However, any fourier transform method depends on evenly spaced data, and our R-R intervals are most certainly not evenly spaced in time. This is because the position in time of the intervals is dependent on their length, which is different for each interval. I hope this makes sense.
To find our measures, we need to:

  • Create an evenly spaced timeline with the R-R intervals on it;
  • Interpolate the signal, which serves to both create an evenly spaced time-series and increase the resolution;
    • This interpolation step is also called re-sampling in some studies.
  • Transform the signal to the frequency domain;
  • Integrate the area under the LF and HF portion of the spectrum.

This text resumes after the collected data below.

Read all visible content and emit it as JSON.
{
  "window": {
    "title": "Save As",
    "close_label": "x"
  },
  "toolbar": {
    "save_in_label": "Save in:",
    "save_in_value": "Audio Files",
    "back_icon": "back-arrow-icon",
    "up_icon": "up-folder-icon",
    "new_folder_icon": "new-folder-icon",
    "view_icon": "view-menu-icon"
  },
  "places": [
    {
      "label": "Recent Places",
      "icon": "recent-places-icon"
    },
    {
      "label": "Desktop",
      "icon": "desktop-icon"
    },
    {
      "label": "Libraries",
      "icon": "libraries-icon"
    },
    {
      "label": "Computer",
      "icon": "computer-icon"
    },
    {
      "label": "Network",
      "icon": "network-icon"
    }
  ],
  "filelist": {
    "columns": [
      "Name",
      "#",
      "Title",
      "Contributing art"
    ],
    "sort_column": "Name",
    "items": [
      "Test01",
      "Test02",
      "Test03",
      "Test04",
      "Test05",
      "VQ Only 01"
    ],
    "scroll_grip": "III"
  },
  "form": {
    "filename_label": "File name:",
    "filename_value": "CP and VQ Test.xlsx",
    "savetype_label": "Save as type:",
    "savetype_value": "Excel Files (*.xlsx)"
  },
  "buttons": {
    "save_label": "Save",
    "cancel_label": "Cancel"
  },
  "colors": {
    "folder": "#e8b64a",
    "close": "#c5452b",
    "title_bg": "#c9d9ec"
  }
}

Calculating Frequency Domain Measures
First we create an evenly spaced timeline for the R-R intervals. To do this we take the sample position of all R-peaks, which is housed in the list dict[‘peaklist’] that we calculated in part 1. We then assign the y-values to these sample positions from the list dict[‘RR_list’], which contains the duration of all R-R intervals. Finally we interpolate the signal.

from scipy.interpolate import interp1d #Import the interpolate function from SciPy

peaklist = measures['peaklist'] #First retrieve the lists we need

RR_list = measures['RR_list']
RR_x = peaklist[1:] #Remove the first entry, because first interval is assigned to the second beat.
RR_y = RR_list #Y-values are equal to interval lengths
RR_x_new = np.linspace(RR_x[0],RR_x[-1],RR_x[-1]) #Create evenly spaced timeline starting at the second peak, its endpoint and length equal to position of last peak
f = interp1d(RR_x, RR_y, kind='cubic') #Interpolate the signal with cubic spline interpolation

Note that the time series does not start at the first peak, but at the sample position of the second R-peak. Because we work with the intervals, the first interval is available at the second peak.
We can now use the created function f() to find the y value of any x-position within our signal range:
print f(250)
#Returns 997.619845418, the Y value at x=250

Simlarly, we can pass our entire timeseries RR_x_new to the function and plot it:
plt.title("Original and Interpolated Signal")
plt.plot(RR_x, RR_y, label="Original", color='blue')
plt.plot(RR_x_new, f(RR_x_new), label="Interpolated", color='red')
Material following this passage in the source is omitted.